Here’s to the crazy ones. The misfits. The rebels. The troublemakers. The round pegs in the square holes.
The ones who see things differently. They’re not fond of rules. And they have no respect for the status quo.
This may have been written for Apple computer, but I think Julien Egelstaff has taken it to another level.
In this month’s php[architect] free article (PDF), he talks about running two CMSs together, on one pageload.
Why do we draw neat little boxes around one CMS or anotherninstead of using bits of one system and bits of another? Even though CMSs are supposed to offer modularity and avoid the need for hooking up massive bits of code to each other they only do so within their own walled garden of modules and plugins. What happens if you push this boundary and throw multiple systems at a single HTTP request?
I share his article because it’s pretty fascinating, not really because I think it’s a great idea. He walks through the code to actually accomplish the task. While he discusses the loading mechanisms for WordPress as well, his full example is for integrating Drupal and the CMS he works on, Formulize.
After taking you through the steps, which I’d recommend reading for pure fun, he highlights why you may do this (the question I wish he would’ve answered to start):
With a few conceptually simple steps, it is possible to integrate two (or more) CMSs so they can collaborate in delivering content for a website. The major challenge lies not in tying the two together but occurs when deploying content from one to the other. Architectural assumptions underlying how the systems are built can make this easy or hard.
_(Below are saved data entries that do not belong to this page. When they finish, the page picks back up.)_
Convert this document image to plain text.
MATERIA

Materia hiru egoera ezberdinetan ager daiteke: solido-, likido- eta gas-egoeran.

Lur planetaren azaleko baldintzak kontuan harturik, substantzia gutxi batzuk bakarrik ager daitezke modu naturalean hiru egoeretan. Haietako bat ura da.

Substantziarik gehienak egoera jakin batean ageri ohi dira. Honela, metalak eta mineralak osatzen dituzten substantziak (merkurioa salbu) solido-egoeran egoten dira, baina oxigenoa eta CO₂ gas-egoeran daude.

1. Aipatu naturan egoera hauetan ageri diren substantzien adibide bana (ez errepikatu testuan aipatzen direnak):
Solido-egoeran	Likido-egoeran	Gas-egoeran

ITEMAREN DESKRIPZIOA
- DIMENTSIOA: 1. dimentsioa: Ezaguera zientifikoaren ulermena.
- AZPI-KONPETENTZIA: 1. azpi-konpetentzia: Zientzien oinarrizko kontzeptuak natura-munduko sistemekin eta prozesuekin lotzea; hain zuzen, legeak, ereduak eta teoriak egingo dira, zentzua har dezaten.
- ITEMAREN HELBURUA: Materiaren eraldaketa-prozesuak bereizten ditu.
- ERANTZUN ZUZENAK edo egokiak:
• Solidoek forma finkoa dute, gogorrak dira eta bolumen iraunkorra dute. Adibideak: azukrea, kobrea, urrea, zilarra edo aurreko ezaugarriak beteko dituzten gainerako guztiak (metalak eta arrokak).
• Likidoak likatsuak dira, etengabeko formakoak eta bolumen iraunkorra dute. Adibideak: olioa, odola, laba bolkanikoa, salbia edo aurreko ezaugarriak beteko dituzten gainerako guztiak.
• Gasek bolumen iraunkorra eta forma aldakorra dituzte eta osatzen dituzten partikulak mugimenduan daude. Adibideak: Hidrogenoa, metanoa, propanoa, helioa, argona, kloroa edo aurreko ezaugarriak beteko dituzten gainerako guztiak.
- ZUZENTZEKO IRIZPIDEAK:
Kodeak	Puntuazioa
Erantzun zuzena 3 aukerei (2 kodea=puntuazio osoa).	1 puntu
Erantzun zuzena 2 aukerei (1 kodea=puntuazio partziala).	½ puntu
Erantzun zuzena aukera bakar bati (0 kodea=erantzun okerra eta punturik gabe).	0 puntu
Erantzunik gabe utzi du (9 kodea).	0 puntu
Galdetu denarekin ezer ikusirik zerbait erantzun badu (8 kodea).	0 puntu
If you can overcome that barrier for your given use case, then you can break out of a CMS’s walled garden and reap the benefits of a module or feature from a secondary CMS that is not available in your primary CMS.
This can give your employer or client much greater flexibility in terms of what systems they use and how. It can also avoid the need to migrate 100% of content and features from one system to another when a decision has been made to move from an old CMS to a new one.
The argument for migrating to a new CMS without migrating all old content is the best argument he made. But I still think it’s nuts.